Thank you very much for the quick and helpful response.  Your assumption about the dummy variables was correct; I've changed to using a single class variable labeled Role as you suggest.  Further, I've edited the model you created to exclude the fixed effect of period, as well as the interaction terms, as they are not focal points of this study.  All I'm truly interested in is the effect of Condition after controlling for Role, and accounting for the fact that repeated measures were taken, and subjects were nested in groups.  Thus, my revised model is structured as follows:

proc mixed covtest;

class period condition role group participant;

model order = condition role /ddfm=kenwardrogers;

random intercept/subject=group;

repeated period/subject=participant(group)type=ar(1);

lsmeans condition/diff;

run;

Ultimately, it appears as though the main difference between this model and my original model is the inclusion of the random intercept statement.  (You also specify the covariance structure as AR1 in the repeated statement).  Interestingly, this has a profound impact on the results.  Under the original model, Condition is statistically significant (p<0.001).  Under the revised model, it is not (p=0.179).  What does the addition of the random intercept statement do to the way in which the data are modeled as compared to the original model?  My assumption is that it allows for the estimation of separate intercepts for each group, but I'd like to understand more so as to determine why Condition is no longer significant.  Any insight you could provide would be most appreciated.
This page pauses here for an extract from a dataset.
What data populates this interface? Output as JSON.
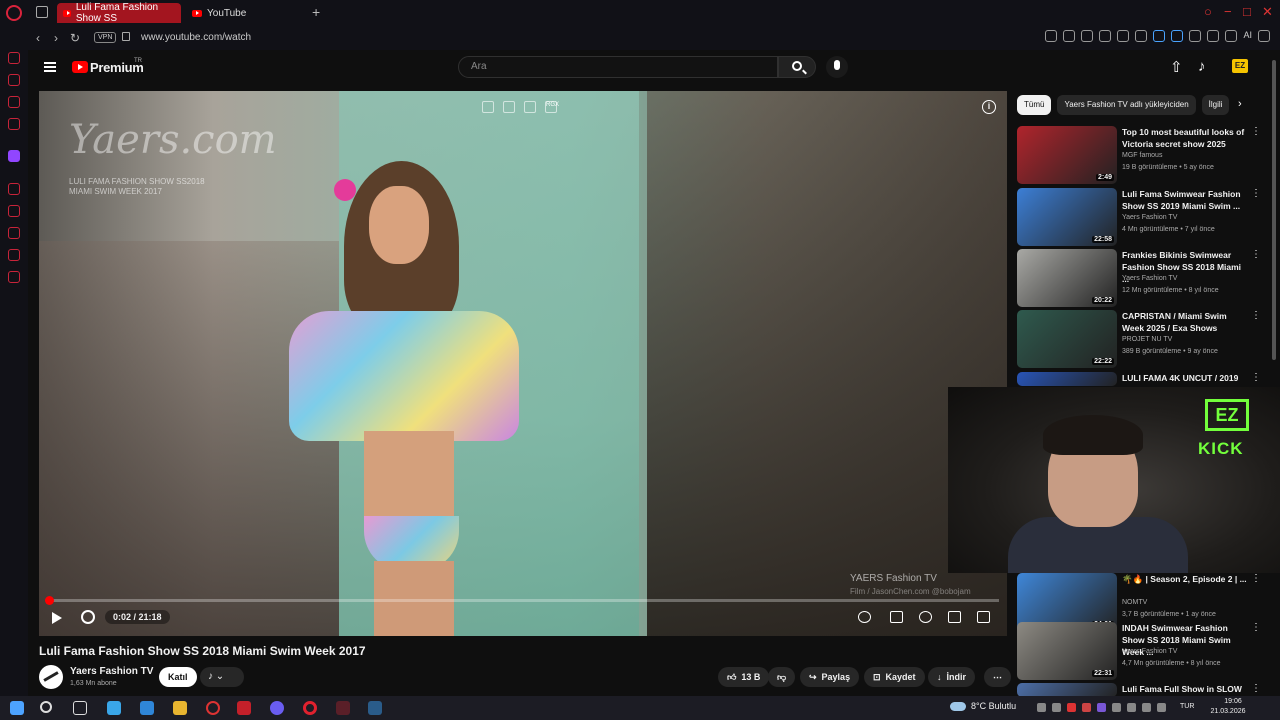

I would strongly consider going back to the model statement that I suggested, as it reflects the design of your study.  Eliminating terms because they aren't focal points of the study leads to mis-estimation of standard errors, and consequently faulty p-values when comparing means.

So, the random statment here estimates a variance component due to group.  The statement is exactly equivalent to:

random group;

but the subject= syntax is more stable and faster.

And it isn't surprising that adding it in affects the significance of the test.  Part of the reason is that with that in, you now have the correct error term for testing condition, where before it was being tested against the residual error.  The test against the residual is incorrect for your design.

The syntax I gave you fits your design--give it a try.  I imagine that you will find significant interactions, which is where the richness of a split-plot is found.  If significant interactions are found, then simple effect (sliced) tests of condition can be set up at the various levels of role and period.

Steve Denham